Nice talk. Time for me to move to other things...
Ladislav
2-Jul-2009
[15964]
bye
Geomol
3-Jul-2009
[15965x2]
for random 1.0 you cannot find any irregularities, there aren't any


I think, there are. Decimals with a certain exponent are equal spaced, 
but there are many different exponents involved going from 0.0 to 
1.0. The first normalized decimal is:

>> to-decimal #{0010 0000 0000 0000}
== 2.2250738585072e-308

The number with the next exponent is:

>> to-decimal #{0020 0000 0000 0000}
== 4.4501477170144e-308

I can take the difference:


>> (to-decimal #{0020 0000 0000 0000}) - to-decimal #{0010 0000 0000 
0000}
== 2.2250738585072e-308

and see the difference double with every new exponent:


>> (to-decimal #{0030 0000 0000 0000}) - to-decimal #{0020 0000 0000 
0000}
== 4.4501477170144e-308

>> (to-decimal #{0040 0000 0000 0000}) - to-decimal #{0030 0000 0000 
0000}
== 8.90029543402881e-308

>> (to-decimal #{0050 0000 0000 0000}) - to-decimal #{0040 0000 0000 
0000}
== 1.78005908680576e-307

So doing
random 1.0

many times with the current random function will favorize 0.0 a great 
deal.

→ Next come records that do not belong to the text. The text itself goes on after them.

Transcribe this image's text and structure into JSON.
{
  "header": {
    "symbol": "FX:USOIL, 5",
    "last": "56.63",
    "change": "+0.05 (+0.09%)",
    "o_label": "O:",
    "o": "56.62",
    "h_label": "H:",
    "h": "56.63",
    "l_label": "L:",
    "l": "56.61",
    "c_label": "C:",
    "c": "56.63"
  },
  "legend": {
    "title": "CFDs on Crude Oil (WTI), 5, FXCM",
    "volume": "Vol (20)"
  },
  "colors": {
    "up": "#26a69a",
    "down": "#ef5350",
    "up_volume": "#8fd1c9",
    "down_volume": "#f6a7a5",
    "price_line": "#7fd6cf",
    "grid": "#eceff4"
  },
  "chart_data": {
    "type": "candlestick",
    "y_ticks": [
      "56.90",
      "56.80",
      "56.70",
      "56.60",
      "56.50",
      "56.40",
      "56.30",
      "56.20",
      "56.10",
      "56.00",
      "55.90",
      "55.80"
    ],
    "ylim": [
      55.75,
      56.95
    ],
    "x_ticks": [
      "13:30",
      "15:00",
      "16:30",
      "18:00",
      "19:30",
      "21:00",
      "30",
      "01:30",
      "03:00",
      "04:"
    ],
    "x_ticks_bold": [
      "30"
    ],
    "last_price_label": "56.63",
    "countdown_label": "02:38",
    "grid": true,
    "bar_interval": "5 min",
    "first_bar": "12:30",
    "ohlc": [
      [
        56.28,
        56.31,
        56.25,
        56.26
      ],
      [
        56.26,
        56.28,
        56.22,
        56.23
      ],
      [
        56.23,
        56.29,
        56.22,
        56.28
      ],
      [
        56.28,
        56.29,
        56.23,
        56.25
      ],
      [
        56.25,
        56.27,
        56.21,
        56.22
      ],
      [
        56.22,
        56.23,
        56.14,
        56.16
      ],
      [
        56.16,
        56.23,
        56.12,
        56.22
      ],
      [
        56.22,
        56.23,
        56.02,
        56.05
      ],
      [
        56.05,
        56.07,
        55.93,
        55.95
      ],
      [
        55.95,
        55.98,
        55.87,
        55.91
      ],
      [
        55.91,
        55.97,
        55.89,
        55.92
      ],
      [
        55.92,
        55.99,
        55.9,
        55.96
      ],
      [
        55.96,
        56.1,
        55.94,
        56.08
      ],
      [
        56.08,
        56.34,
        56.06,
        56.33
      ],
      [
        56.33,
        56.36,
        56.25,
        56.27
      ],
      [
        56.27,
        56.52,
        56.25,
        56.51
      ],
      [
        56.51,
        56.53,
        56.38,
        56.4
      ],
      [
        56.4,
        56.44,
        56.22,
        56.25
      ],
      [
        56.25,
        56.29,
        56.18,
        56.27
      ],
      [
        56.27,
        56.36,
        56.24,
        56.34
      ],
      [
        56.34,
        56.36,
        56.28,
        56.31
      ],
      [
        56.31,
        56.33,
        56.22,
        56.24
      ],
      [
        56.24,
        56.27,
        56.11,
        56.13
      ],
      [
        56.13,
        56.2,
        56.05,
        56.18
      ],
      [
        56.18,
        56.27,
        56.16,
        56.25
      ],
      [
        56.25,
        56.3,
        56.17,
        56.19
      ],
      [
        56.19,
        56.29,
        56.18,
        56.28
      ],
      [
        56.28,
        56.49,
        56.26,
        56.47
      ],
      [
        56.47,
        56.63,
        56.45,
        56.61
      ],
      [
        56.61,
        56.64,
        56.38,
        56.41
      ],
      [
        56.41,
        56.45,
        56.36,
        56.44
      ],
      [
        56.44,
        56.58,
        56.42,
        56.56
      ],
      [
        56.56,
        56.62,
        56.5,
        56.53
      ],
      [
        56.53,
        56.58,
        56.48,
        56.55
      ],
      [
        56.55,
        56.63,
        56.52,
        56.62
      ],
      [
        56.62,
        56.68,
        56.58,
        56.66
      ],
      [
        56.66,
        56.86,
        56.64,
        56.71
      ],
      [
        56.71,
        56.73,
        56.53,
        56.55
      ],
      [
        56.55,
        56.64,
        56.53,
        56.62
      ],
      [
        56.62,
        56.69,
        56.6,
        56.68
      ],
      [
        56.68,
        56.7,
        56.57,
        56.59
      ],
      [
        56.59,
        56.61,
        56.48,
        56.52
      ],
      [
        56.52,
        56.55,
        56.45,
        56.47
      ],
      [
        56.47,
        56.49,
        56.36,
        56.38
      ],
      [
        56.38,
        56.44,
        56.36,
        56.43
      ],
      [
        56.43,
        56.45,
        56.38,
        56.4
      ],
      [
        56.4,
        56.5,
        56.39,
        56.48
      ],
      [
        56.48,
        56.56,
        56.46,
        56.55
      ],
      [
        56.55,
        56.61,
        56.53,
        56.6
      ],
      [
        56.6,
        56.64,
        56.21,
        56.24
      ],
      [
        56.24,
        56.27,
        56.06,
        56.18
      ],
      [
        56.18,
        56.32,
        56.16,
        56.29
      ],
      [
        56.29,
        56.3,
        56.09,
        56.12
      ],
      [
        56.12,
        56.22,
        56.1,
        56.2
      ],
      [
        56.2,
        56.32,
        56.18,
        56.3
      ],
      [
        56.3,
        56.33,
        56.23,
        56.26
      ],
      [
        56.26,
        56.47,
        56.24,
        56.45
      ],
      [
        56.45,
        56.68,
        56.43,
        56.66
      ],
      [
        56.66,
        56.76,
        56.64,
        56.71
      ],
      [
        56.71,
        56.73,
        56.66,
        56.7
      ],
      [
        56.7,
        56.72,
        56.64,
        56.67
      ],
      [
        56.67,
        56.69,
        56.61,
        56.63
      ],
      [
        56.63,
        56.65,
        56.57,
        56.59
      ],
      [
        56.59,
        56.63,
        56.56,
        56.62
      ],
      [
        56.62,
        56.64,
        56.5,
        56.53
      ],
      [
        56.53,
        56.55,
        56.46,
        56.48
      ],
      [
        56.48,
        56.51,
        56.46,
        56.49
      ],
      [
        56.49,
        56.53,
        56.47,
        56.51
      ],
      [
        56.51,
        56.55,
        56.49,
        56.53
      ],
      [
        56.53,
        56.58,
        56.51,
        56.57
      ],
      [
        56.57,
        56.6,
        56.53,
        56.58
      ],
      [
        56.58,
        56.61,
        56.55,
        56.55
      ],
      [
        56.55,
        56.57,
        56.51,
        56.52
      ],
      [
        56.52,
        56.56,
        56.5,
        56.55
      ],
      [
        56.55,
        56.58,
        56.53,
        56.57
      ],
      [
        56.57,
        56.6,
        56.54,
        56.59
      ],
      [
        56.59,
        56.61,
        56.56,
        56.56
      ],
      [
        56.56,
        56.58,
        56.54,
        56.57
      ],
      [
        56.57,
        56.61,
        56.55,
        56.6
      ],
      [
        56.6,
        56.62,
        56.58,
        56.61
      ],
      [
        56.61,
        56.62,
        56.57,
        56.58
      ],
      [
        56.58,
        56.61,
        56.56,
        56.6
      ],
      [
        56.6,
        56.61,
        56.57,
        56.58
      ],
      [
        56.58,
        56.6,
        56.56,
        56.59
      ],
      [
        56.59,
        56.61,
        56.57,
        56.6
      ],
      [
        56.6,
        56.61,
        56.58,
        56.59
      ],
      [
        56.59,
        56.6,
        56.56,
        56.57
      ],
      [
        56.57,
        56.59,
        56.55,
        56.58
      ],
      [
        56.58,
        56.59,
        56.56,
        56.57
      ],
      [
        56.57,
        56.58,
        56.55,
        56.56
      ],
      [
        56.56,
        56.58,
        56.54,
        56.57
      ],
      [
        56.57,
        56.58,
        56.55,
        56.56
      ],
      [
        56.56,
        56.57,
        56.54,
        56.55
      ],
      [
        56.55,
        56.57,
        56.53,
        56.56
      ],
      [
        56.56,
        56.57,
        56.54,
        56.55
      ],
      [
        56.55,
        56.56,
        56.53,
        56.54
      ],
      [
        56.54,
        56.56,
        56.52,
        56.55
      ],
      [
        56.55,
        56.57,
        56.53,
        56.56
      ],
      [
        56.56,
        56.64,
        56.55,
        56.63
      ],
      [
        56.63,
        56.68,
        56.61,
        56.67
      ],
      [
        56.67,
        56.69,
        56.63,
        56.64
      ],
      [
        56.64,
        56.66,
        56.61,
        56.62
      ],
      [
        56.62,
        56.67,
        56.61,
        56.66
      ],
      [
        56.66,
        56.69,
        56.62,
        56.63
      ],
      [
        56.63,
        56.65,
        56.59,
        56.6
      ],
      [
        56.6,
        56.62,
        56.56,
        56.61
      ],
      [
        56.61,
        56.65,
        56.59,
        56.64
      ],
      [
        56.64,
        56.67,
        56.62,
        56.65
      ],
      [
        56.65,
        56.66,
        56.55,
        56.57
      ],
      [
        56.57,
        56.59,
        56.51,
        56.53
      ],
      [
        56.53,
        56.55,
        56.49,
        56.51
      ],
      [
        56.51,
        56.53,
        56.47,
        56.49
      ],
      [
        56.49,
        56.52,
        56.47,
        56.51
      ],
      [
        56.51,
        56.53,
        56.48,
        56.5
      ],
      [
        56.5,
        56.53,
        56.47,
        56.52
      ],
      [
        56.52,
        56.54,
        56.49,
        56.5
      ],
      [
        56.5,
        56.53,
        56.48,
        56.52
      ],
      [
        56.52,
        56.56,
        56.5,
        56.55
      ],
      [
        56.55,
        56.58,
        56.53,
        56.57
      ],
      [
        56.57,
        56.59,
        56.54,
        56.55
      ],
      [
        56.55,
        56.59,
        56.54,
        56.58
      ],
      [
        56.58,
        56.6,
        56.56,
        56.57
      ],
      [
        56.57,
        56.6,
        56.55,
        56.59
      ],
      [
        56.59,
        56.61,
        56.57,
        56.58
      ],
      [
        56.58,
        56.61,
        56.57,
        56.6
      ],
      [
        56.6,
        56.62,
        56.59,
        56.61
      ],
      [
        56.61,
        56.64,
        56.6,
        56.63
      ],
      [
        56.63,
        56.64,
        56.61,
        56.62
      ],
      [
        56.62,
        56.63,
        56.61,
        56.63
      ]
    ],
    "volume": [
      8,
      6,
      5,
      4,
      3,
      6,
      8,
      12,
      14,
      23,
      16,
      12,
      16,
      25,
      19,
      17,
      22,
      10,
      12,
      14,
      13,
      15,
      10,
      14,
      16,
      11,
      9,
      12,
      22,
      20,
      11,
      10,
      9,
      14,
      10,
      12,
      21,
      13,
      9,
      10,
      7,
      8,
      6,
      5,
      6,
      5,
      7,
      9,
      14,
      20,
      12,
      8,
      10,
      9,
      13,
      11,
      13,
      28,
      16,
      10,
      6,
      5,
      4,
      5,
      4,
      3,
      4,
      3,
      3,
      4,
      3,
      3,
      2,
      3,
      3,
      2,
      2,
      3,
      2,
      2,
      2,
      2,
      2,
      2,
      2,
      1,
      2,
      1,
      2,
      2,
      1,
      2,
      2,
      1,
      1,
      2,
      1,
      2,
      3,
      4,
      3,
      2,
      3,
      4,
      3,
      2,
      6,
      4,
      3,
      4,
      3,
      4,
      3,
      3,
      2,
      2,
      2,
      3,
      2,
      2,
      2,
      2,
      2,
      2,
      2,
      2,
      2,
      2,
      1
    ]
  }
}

The consequence is, 0.0 will come out many more times than 
the first possible numbers just above 0.0, and the mean value will 
be a lot lower than 0.5.
The space between possible decimals around 1.0 is:


>> (to-decimal #{3ff0 0000 0000 0000}) - to-decimal #{3fef ffff ffff 
ffff}
== 1.11022302462516e-16

The space between possible decimals around 0.0 is:

>> to-decimal #{0000 0000 0000 0001}
== 4.94065645841247e-324


That's a huge difference. So it'll give a strange picture, if converting 
the max output of random (1.0 in this case) to 0.0.